Dr Jimenez addressed the question of how best to prepare staff to potentially treat/manage a patient with Ebola: key areas are keeping staff members well informed, making sure they feel safe, providing very specific, detailed, and sequenced training, and making sure that all training is followed to the letter.
Michael J. Connor, Jr, MD, Emory University School of Medicine, Atlanta, Georgia, USA, commented that Emory has a self-contained bio-containment unit where a potential or diagnosed case of Ebola would be treated. Only volunteer intensive care unit (ICU) and emergency department (ED) nurses are used on this team, and applicants are vetted before they are accepted. Dr Connor also noted that when the first patient with real or suspected Ebola shows up at a hospital, there is always an influx of untrained personnel such as administrators and the media. As the presence of these individuals can compromise safety, a backup plan is needed, and backups for the backups.
Dr Rubinson brought up the concept of what not to do with staff in disaster situations, and cautioned first against being too quick to reassure. While acting on the basis of uncertain information may be the best or only option in a crisis, it is vital to be clear and honest about what is known and what is not, in order to maintain trust within the organization. He also said that wherever you take care of these patients, it is crucial to identify a hot zone that is never violated, to contain infection and therefore risk. Risk communication is key but it has to be in both directions, with opportunities for the team to have input and make decisions without politics being involved. Dr Jimenez agreed, saying that in his opinion, good organization with a unified command is critical to success.

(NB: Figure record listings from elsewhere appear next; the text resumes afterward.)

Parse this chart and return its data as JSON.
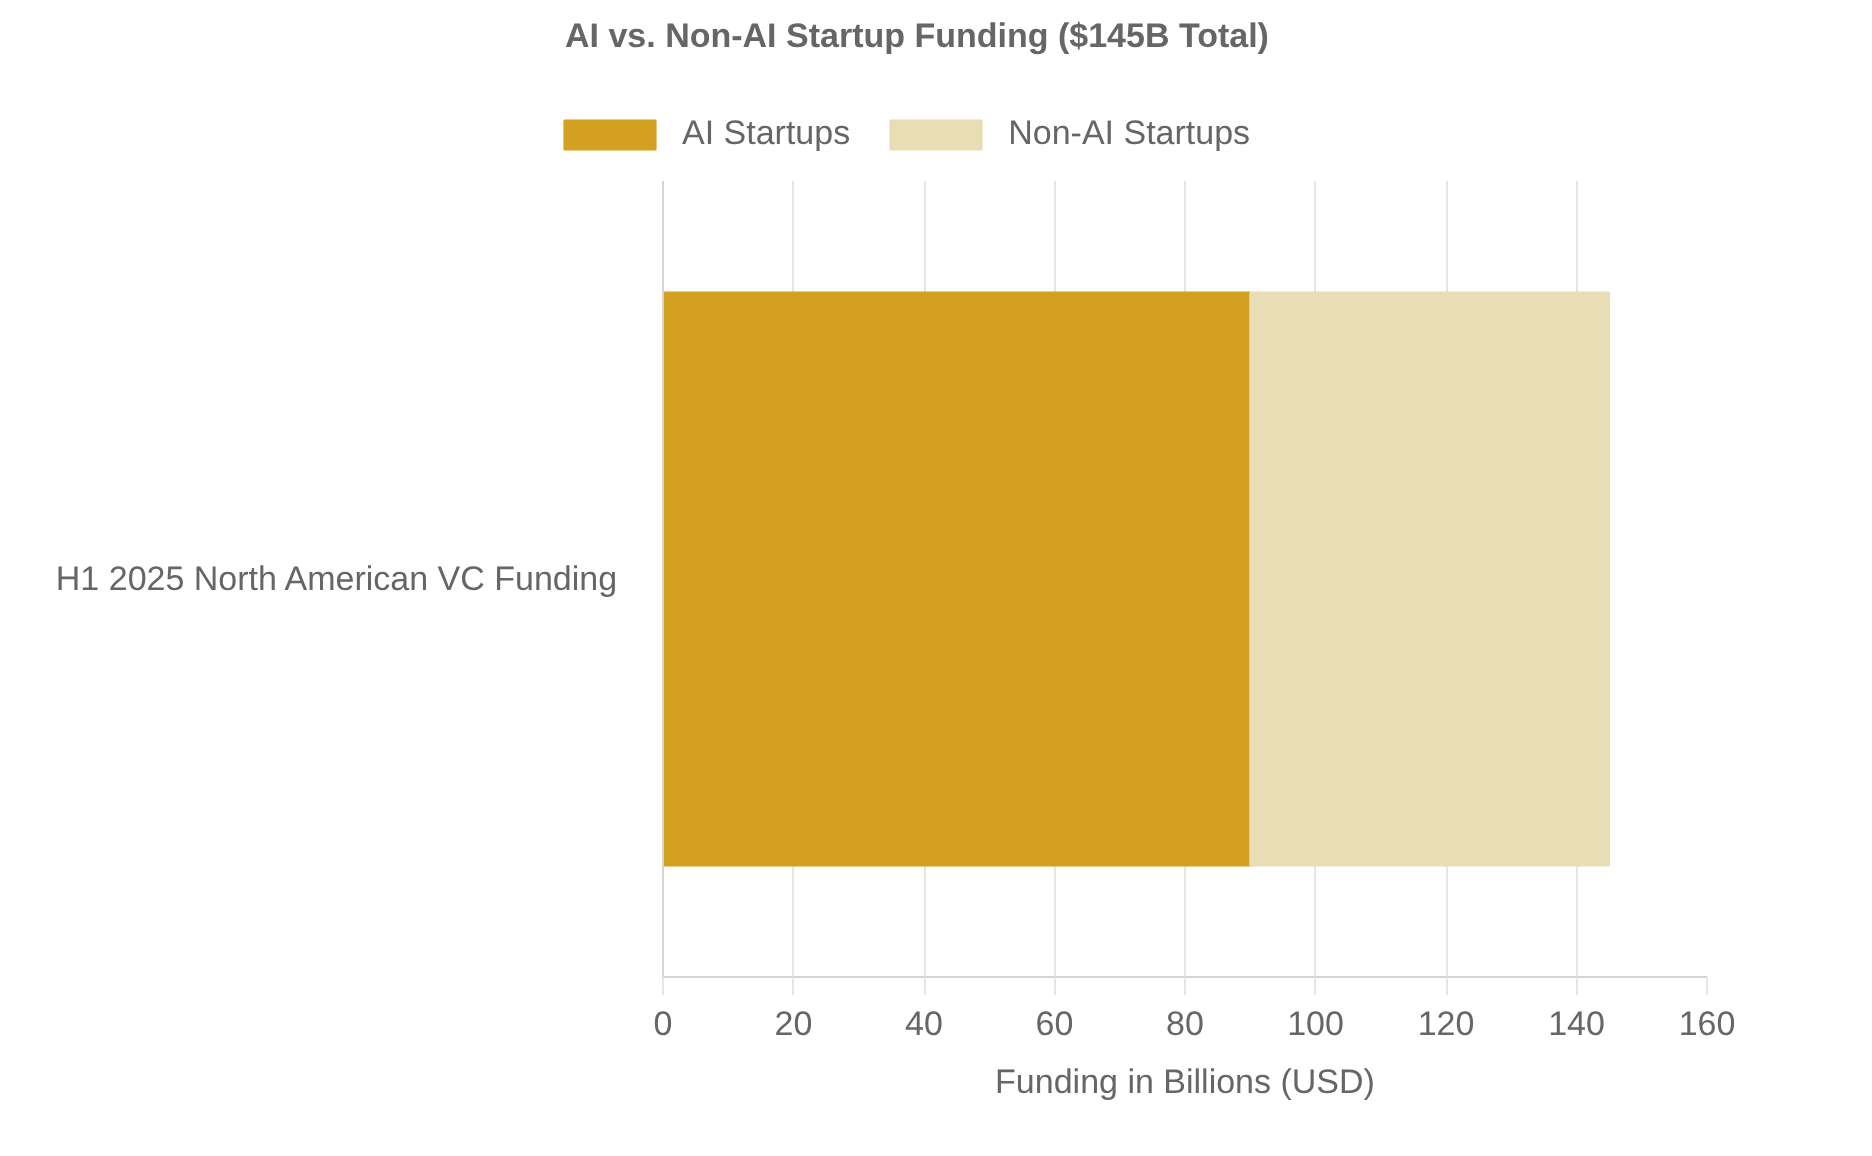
{
  "chart_data": {
    "type": "bar",
    "orientation": "horizontal",
    "stacked": true,
    "title": "AI vs. Non-AI Startup Funding ($145B Total)",
    "xlabel": "Funding in Billions (USD)",
    "categories": [
      "H1 2025 North American VC Funding"
    ],
    "series": [
      {
        "name": "AI Startups",
        "color": "#d4a021",
        "values": [
          90
        ]
      },
      {
        "name": "Non-AI Startups",
        "color": "#e8ddb5",
        "values": [
          55
        ]
      }
    ],
    "xlim": [
      0,
      160
    ],
    "xticks": [
      0,
      20,
      40,
      60,
      80,
      100,
      120,
      140,
      160
    ],
    "grid": true,
    "legend": "top"
  }
}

Dr Connor said that because of the intensity of the gastroenteritis with Ebola, clinicians need to be prepared to deal with large amounts of diarrhea, and to make sure that there is an appropriate way to provide volume resuscitation. At Emory, they use balanced crystalloid resuscitation, not a colloid solution. Appropriate vascular access that is secure and does not carry a lot of risk is important in order to avoid having to put fresh IVs in every 2 days. The disease evolves and some patients develop critical illness. Those patients can be safely treated with life support therapies, and they can receive mechanical ventilation and renal replacement therapy, but always with the caveat of keeping the staff safe.
In closing, Dr Jimenez said to think of safety and organize well. Be sure that each step of the plan is well described and easily followed. Good communication is critical.